Dans la semaine, je vais débuter la préparation sur la 450 pour faire du testing en Supercross. On va en profiter tant que je suis bien en jambe en Supercross, mais ce sera surtout pour se préparer pour les playoffs du Supermotocross qui se disputera en fin d’année. Histoire d’avoir une base au niveau des réglages car personne ne sait vraiment à quoi ça va ressembler, et comment les pistes seront préparées. On va faire du testing pendant une semaine, peut être quelques semaines à l’entraînement en Supercross, peut-être un peu d’outdoor. On n’est pas encore certain à 100% du programme. Une semaine où deux avant Seattle, on remontera quoi qu’il arrive sur la 250.

Donc on est sûr à 100% de ne pas te voir rouler en 450 sur la côte Est ?

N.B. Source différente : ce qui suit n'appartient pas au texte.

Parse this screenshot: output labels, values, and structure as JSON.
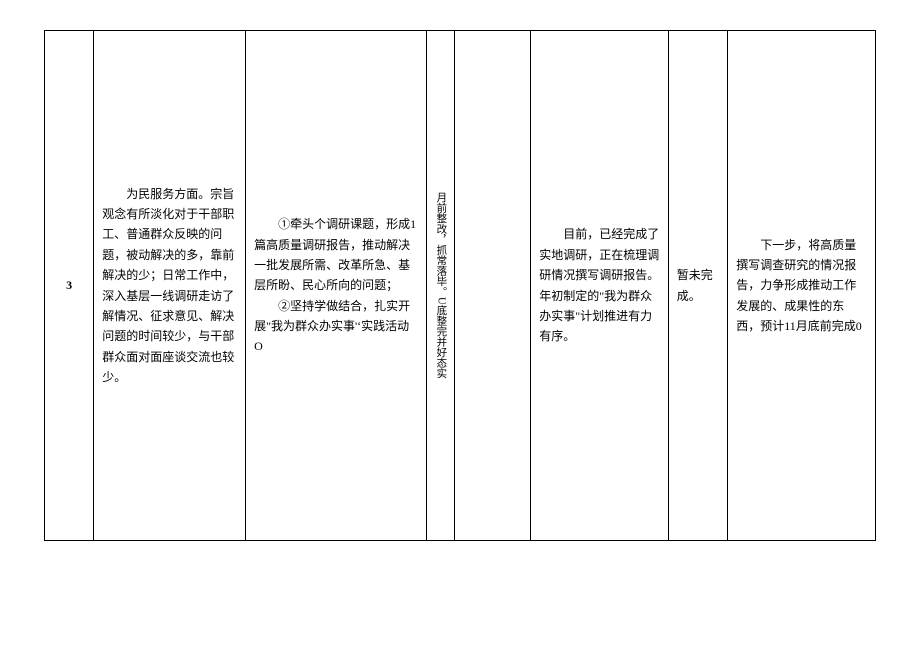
{
  "row": {
    "index": "3",
    "problem": "　　为民服务方面。宗旨观念有所淡化对于干部职工、普通群众反映的问题，被动解决的多，靠前解决的少；日常工作中，深入基层一线调研走访了解情况、征求意见、解决问题的时间较少，与干部群众面对面座谈交流也较少。",
    "measure_p1": "　　①牵头个调研课题，形成1篇高质量调研报告，推动解决一批发展所需、改革所急、基层所盼、民心所向的问题；",
    "measure_p2": "　　②坚持学做结合，扎实开展\"我为群众办实事'‘实践活动O",
    "vertical_text": "月前整改，抓常落毕。U底整完并好态实",
    "progress": "　　目前，已经完成了实地调研，正在梳理调研情况撰写调研报告。年初制定的\"我为群众办实事\"计划推进有力有序。",
    "status": "暂未完成。",
    "next": "　　下一步，将高质量撰写调查研究的情况报告，力争形成推动工作发展的、成果性的东西，预计11月底前完成0"
  }
}
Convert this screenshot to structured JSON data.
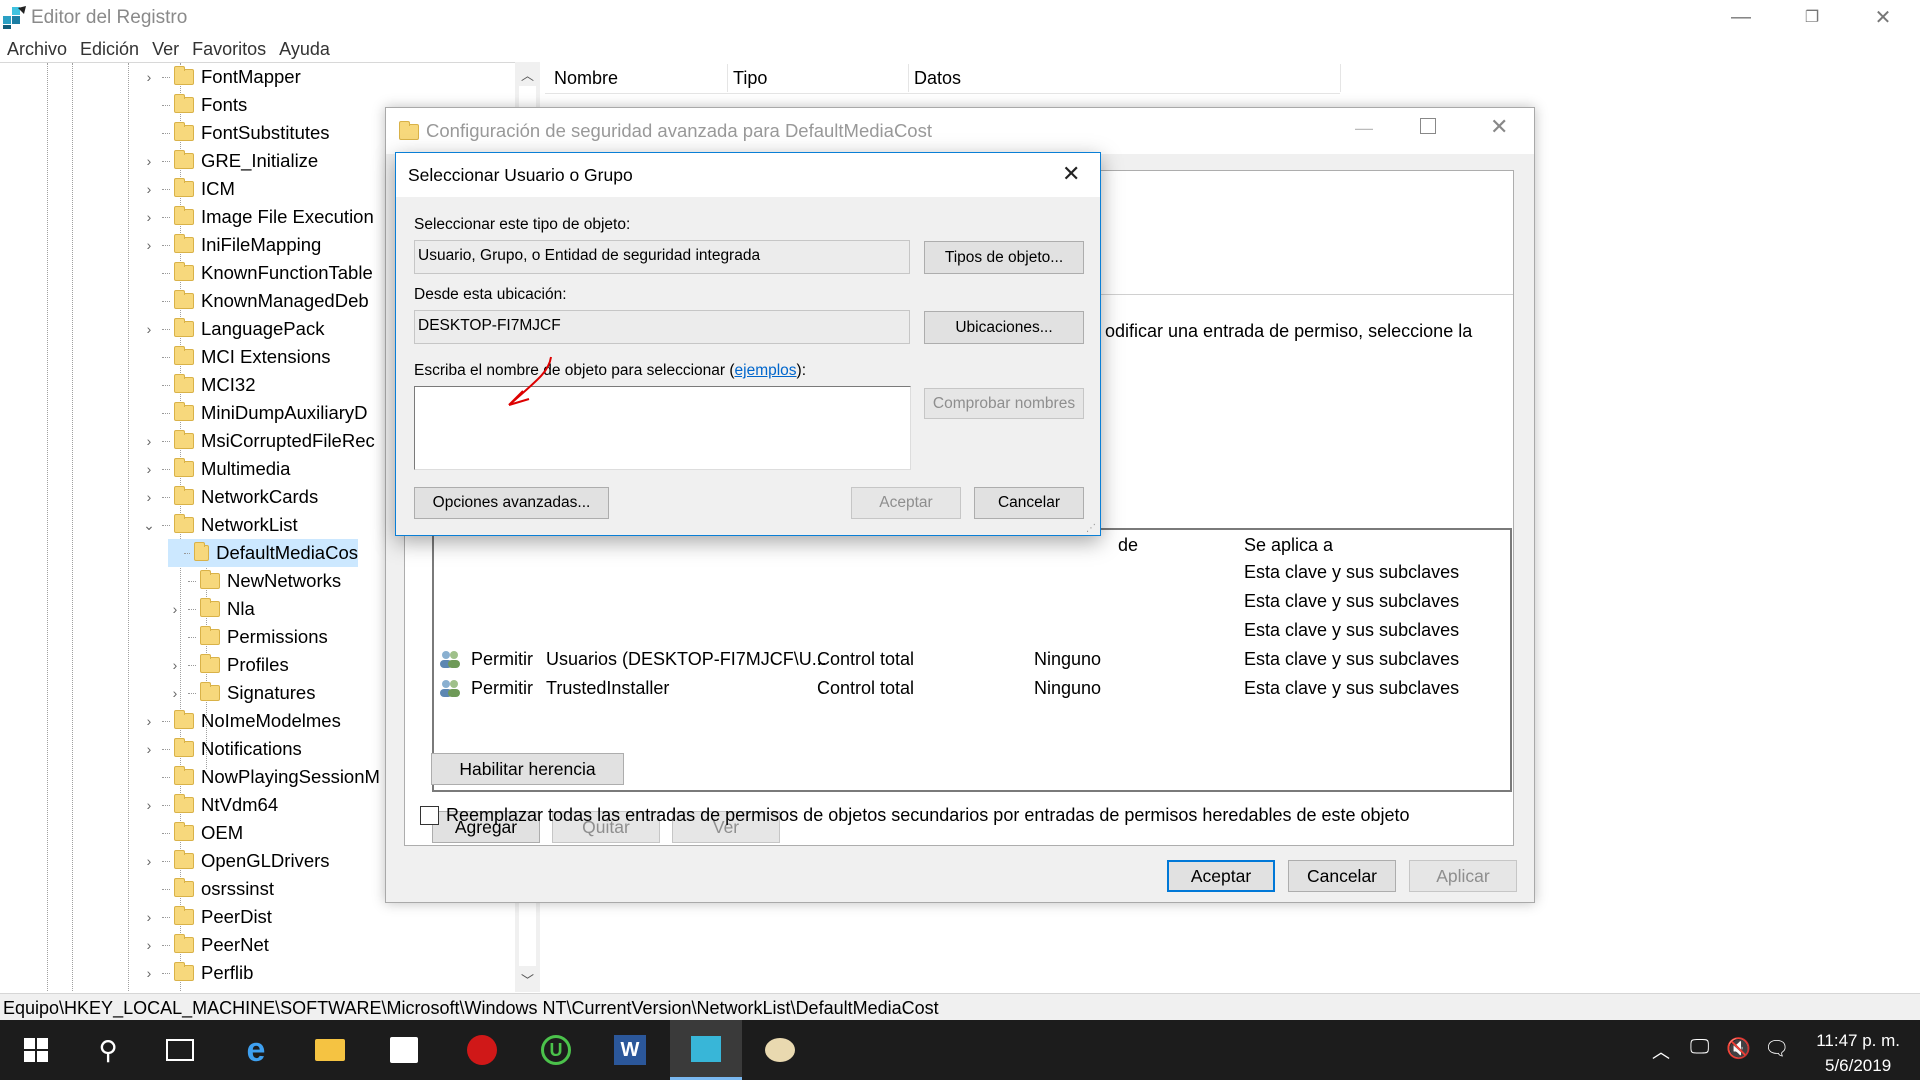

C’est ça, c’est la décision la plus intelligente à prendre. Je sais que les gens aimeraient beaucoup me voir rouler en 450 mais il y a un facteur risque. S’il y a un incident avec un autre pilote, qu’est-ce qu’il pourrait arriver ? Je pourrais bien me faire un fémur si quelqu’un qui ne m’aime pas décide de me rentrer dedans, il y a beaucoup de facteurs à prendre en compte. Je peux me faire mal au genou, tenter d’envoyer un quadruple trop long parce que je suis en 450. Beaucoup de choses peuvent arriver en 450, et si j’en viens à louper le titre de champion en 250 à cause de ça, ce serait vraiment la catastrophe. Donc on a pris la décision la plus intelligente, celle de ne pas encore rouler en 450.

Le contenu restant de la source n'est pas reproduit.